Journalists covering a terrorist attack in Central Jakarta, 14 January 2016.
Photo: WikiCommons

Mediating Islam: Cosmopolitan Journalisms in Muslim Southeast Asia
Janet Steele 
NUS Press: 2018
The question of whether or not Islam is compatible with liberal democracy has long animated political scientists. Samuel P. Huntington famously offered a fatalistic view — that it would lead to a “clash of civilisations”, especially between the West and the Muslim world.

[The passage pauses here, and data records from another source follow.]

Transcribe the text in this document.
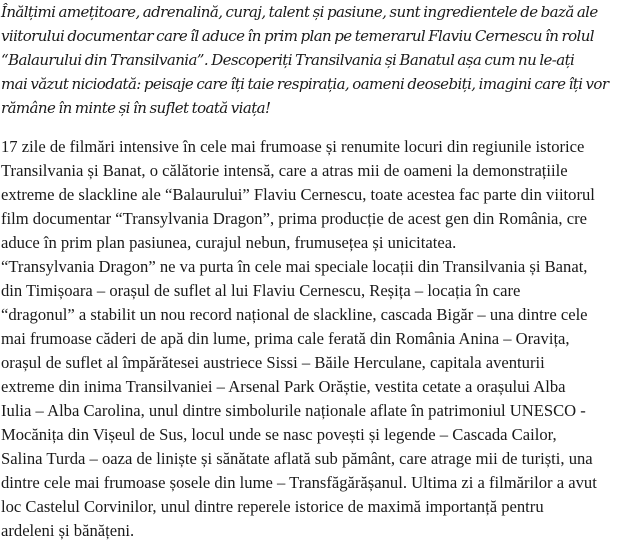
Înălțimi amețitoare, adrenalină, curaj, talent și pasiune, sunt ingredientele de bază ale
viitorului documentar care îl aduce în prim plan pe temerarul Flaviu Cernescu în rolul
“Balaurului din Transilvania”. Descoperiți Transilvania și Banatul așa cum nu le-ați
mai văzut niciodată: peisaje care îți taie respirația, oameni deosebiți, imagini care îți vor
rămâne în minte și în suflet toată viața!
17 zile de filmări intensive în cele mai frumoase și renumite locuri din regiunile istorice
Transilvania și Banat, o călătorie intensă, care a atras mii de oameni la demonstrațiile
extreme de slackline ale “Balaurului” Flaviu Cernescu, toate acestea fac parte din viitorul
film documentar “Transylvania Dragon”, prima producție de acest gen din România, cre
aduce în prim plan pasiunea, curajul nebun, frumusețea și unicitatea.
“Transylvania Dragon” ne va purta în cele mai speciale locații din Transilvania și Banat,
din Timișoara – orașul de suflet al lui Flaviu Cernescu, Reșița – locația în care
“dragonul” a stabilit un nou record național de slackline, cascada Bigăr – una dintre cele
mai frumoase căderi de apă din lume, prima cale ferată din România Anina – Oravița,
orașul de suflet al împărătesei austriece Sissi – Băile Herculane, capitala aventurii
extreme din inima Transilvaniei – Arsenal Park Orăștie, vestita cetate a orașului Alba
Iulia – Alba Carolina, unul dintre simbolurile naționale aflate în patrimoniul UNESCO -
Mocănița din Vișeul de Sus, locul unde se nasc povești și legende – Cascada Cailor,
Salina Turda – oaza de liniște și sănătate aflată sub pământ, care atrage mii de turiști, una
dintre cele mai frumoase șosele din lume – Transfăgărășanul. Ultima zi a filmărilor a avut
loc Castelul Corvinilor, unul dintre reperele istorice de maximă importanță pentru
ardeleni și bănățeni.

Indeed, advocates of Islam’s incompatibility with democracy are quick to claim that Islamists everywhere aspire to estabish an Islamic state, where shariah law would be fully implemented to cure all the ills of modern society. (Shariah includes stipulations to cut off the hands of thieves and stone people who commit adultery.) Those proponents draw further ammunition from the fact that many Muslim countries have existed under authoritarian rule for much of their modern history. As if that’s not enough, the advent of “global terrorism” spawned by militant groups like al-Qaeda, Islamic State and others leads to the inevitable conclusion that Islam is anathema to the ideals of democracy.

In some cases, the enmity is mutual. Many in the Muslim world harbour suspicions that democracy, along with its fundamental tenets such as human rights and freedom of speech, is some sort of a Western concoction or conspiracy to undermine Islam. In Indonesia, for example, Islamic groups such as the vocal Islamic Defenders’ Front see democracy as an evil Western plan to thwart Muslims at every step. To make their point, they assume a hostile attitude toward the use of words like “liberal”, “secular” and “pluralism”. The Indonesian Ulema Council has even denounced “pluralism” — (deliberately) mistaking it for a heterodox act of people from all religious backgrounds praying together and mixing rituals. A simple online search for “Ulil Abshar-Abdalla”, the founder of the Islamic Liberal Network, who comes from a prominent Nahdlatul Ulama family (the largest moderate Muslim organisation in Indonesia), associates his name with “sesat” (heresy). Add the word “liberal”, and the results offer a glimpse of the widespread prejudice against Western ideologies.